This primarily Gothic-style church, begun in 1394, is located in the heart of the “Call”, Barcelona’s Medieval Jewish ghetto, and in this respect there is always a hint of something melancholy about it. A synagogue originally stood on this site, but was later torn down to make way for the present church. However the present name of this church is not the name with which it began its service, but rather recalls a long-gone structure nearby, and the era of Apostolic missions to Spain, in the earliest days of Christianity.
According to pious belief and long tradition, the Apostle St. James worked as a missionary in what was then known as Hispania, modern-day Spain, one of the largest and wealthiest of the Roman colonies. His shrine at Santiago de Compostela is of course well known, but it is believed that he preached in many cities, including Barcelona and Tarragona. Whether or not this is the case we do not know. We know that St. Paul specifically wrote in Romans 15:23-28 that he was planning to visit Spain, to preach there, so it is not outside the realm of possibility.

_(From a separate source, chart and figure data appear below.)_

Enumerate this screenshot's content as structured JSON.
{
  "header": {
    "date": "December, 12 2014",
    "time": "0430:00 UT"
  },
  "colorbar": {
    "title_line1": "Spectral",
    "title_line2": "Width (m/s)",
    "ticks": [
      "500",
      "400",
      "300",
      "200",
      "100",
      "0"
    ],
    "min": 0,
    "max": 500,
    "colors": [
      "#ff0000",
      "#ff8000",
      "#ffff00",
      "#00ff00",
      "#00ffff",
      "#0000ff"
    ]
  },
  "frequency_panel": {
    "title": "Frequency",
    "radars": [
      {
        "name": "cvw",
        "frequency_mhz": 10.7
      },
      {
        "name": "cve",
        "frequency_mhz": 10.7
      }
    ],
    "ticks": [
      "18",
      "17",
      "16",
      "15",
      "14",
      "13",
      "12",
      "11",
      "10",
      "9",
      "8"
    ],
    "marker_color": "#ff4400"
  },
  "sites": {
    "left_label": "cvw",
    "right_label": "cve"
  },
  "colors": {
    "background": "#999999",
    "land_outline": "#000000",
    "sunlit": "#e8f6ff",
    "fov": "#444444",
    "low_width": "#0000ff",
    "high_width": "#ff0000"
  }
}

Whatever the truth of the stories, the very old church dedicated to Sant Jaume (St. James), first mentioned in a document of 985 A.D., was torn down in 1823. Part of the building reportedly dated from the arrival of Christianity in Barcelona, and it had been expanded over the centuries until it occupied the site of the ancient Roman Forum, where supposedly St. James had preached. The building was torn down to make way for the Plaça de Sant Jaume, or St. James Square. This new square roughly corresponds to the dimensions of the old Forum, and is dominated by the Generalitat (Catalan government) headquarters on the north side, and Barcelona city hall on the south. The parish community was moved temporarily to Santa Monica, a convent along the Ramblas, but was later moved to Holy Trinity church, which was renamed for St. James.
Originally, Holy Trinity was the parish church of Jews who had converted to Christianity but chose to remain living in the Call. It was built on top of the remains of the Lesser Synagogue, of the two that existed in Barcelona during the Middle Ages. After the expulsion of the Jews and suspected Jews in 1492, the Church of the Holy Trinity, as it was known then, was turned over to a group of nuns – from which order I have been unable to discover – who built a convent next to the church.
In 1522, ownership of the convent and the church were given to nuns of the Trinitarian Carmelite Order, who after some expansion and remodeling took up residence on the site in about 1529, and remained there until their expulsion by the government in 1835. They also built a large school on the Ramblas in the 17th century, which remained in use until the Napoleonic period. Following the anti-clericalism which marked that era, the nuns were expelled, the convent demolished, and the school was sold. It was then that the old convent chapel became the parish of Sant Jaume, while the school was burned, torn down, and became the site of the Liceu, Barcelona’s sumptuous and historic opera house.
Much of the interior, of course, was burned and destroyed by the leftists in 1936. The present church has been remodeled numerous times, given the changes in ownership over the years, and is something of a stylistic hodge-podge, with Gothic, Renaissance, Baroque, and Neo-Gothic elements. It is a building not devoid of interest, but the primary reason to visit is to see the former retablo of Barcelona’s Cathedral, a 14th-century feast of incredibly delicate stone gingerbread. The high altar was moved here from the Cathedral in 1971 when the diocese made the regrettable decision to replace it with a rather unpleasant early 20th century Crucifixion group.